放課後限定勇者さま。

七飯宏隆の新シリーズ。
魔王を倒す4人の勇者の1人と間違われて、異世界に召喚されてしまった主人公。普通なら取り乱すところだが、この主人公、平凡な高校生だけど一つだけ特殊な力を持っていた。それは「自由に異世界へ移動できる力」。子供の頃から遊び半分で様々な世界を見てきた主人公からすれば、魔王退治に付き合う必要もなくて...と言うお話。

設定が斬新。異世界に救世主として召喚される。ここまでは時折見かける設定ですが、そこから一捻り加わっているのが面白い所。普通なら「自分の世界に戻るために」みたいな理由で、魔王退治に向かう流れですが、この主人公は自力で自分の世界に帰れるものだから、そんな展開になるはずもなく。しかも、将来の夢はニートになる事と言う、とてもやる気の無いキャラ。さっさと自分の世界に帰るものの、ついてきてしまった、勇者を捜すヒロインに振り回される感じで話が進みます。

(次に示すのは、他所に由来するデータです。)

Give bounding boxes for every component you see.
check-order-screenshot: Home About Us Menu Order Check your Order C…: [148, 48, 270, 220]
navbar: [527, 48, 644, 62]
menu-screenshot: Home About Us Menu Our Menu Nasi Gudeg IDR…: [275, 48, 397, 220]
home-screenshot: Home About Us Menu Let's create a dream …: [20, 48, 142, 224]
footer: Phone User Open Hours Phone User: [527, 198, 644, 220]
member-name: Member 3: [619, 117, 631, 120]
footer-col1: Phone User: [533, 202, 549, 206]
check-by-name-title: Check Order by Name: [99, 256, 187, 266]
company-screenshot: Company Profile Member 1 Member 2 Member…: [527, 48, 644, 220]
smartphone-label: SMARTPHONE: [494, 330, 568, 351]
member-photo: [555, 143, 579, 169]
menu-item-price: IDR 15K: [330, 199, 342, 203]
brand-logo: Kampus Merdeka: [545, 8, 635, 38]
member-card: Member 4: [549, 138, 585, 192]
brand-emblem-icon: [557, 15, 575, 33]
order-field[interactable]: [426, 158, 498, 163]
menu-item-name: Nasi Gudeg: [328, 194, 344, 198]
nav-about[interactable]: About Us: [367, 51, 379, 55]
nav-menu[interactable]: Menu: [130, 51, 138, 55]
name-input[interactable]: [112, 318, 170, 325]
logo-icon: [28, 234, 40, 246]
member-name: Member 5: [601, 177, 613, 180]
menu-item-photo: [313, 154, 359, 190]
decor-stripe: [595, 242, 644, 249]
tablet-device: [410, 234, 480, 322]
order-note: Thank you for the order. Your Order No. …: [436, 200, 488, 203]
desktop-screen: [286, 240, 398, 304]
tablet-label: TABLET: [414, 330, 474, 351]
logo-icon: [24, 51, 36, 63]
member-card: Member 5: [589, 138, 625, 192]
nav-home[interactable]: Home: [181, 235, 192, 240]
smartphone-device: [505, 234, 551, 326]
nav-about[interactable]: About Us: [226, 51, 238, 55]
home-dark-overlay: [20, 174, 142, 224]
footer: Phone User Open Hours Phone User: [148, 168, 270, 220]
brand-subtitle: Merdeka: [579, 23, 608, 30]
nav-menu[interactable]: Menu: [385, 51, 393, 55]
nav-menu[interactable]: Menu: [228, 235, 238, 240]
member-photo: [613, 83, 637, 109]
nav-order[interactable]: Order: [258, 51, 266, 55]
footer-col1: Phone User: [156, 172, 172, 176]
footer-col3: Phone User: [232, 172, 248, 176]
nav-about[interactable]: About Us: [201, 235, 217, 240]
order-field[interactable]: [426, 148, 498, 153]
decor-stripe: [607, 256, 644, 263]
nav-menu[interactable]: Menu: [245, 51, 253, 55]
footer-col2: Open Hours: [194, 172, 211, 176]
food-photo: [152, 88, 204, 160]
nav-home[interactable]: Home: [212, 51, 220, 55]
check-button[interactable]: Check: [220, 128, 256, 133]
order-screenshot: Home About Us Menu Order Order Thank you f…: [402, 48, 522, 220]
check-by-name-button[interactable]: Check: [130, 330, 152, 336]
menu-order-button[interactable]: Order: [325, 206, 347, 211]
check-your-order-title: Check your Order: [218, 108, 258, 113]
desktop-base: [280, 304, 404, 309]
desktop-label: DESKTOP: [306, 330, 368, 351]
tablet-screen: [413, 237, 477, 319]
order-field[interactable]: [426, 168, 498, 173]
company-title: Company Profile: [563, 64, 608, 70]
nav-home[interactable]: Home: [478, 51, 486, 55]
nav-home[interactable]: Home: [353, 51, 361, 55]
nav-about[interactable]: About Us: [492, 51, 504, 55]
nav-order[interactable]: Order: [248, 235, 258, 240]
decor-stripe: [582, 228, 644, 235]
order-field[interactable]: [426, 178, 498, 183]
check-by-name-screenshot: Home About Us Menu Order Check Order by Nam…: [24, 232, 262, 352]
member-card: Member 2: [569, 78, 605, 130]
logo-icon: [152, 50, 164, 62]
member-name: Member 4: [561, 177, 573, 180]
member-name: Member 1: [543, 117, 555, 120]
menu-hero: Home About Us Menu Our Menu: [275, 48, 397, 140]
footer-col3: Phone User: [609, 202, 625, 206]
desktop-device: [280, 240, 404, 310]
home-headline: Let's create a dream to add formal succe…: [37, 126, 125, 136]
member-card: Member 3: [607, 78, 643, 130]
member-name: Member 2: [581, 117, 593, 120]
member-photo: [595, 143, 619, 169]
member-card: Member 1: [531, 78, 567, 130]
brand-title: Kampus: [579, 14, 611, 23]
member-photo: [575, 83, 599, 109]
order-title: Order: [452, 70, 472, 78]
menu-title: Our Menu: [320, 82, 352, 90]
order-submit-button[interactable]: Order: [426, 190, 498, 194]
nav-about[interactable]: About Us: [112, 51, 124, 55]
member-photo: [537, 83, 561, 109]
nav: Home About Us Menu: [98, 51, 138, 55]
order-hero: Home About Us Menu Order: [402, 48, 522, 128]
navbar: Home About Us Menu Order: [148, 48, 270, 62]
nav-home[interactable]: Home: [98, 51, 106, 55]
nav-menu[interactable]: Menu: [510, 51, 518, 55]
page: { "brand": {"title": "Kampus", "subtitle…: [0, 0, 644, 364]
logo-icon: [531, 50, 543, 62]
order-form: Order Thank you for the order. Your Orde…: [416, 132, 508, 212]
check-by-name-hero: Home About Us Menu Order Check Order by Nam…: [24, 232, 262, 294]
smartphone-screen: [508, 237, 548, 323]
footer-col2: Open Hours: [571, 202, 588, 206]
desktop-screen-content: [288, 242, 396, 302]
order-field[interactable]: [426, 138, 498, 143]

どうにも主人公が好きになれず、微妙な感じの1冊でした。やる気の無さがなぁ。自分は本当にヘタレな主人公が肌に合わないと、再認識した次第です。。ヒロインに振り回され、嫌々ながらも協力するあたり、実はツンデレなんじゃね? とも思ったけど、健気に努力を重ねるヒロインと比べてしまうと、読んでて「素直に協力しろ!!」と言いたくなってしまいます...。設定は面白いし、ヒロインとそのお供達は可愛いのに。残念。

しかし、序盤に比べれば、後半になるに連れて徐々にヘタレ成分が減っているような気もします。巻が進めば、普通に読めるようになるのかも。色々な世界を渡り歩くと言う設定自体は好きなので、一応今後に期待。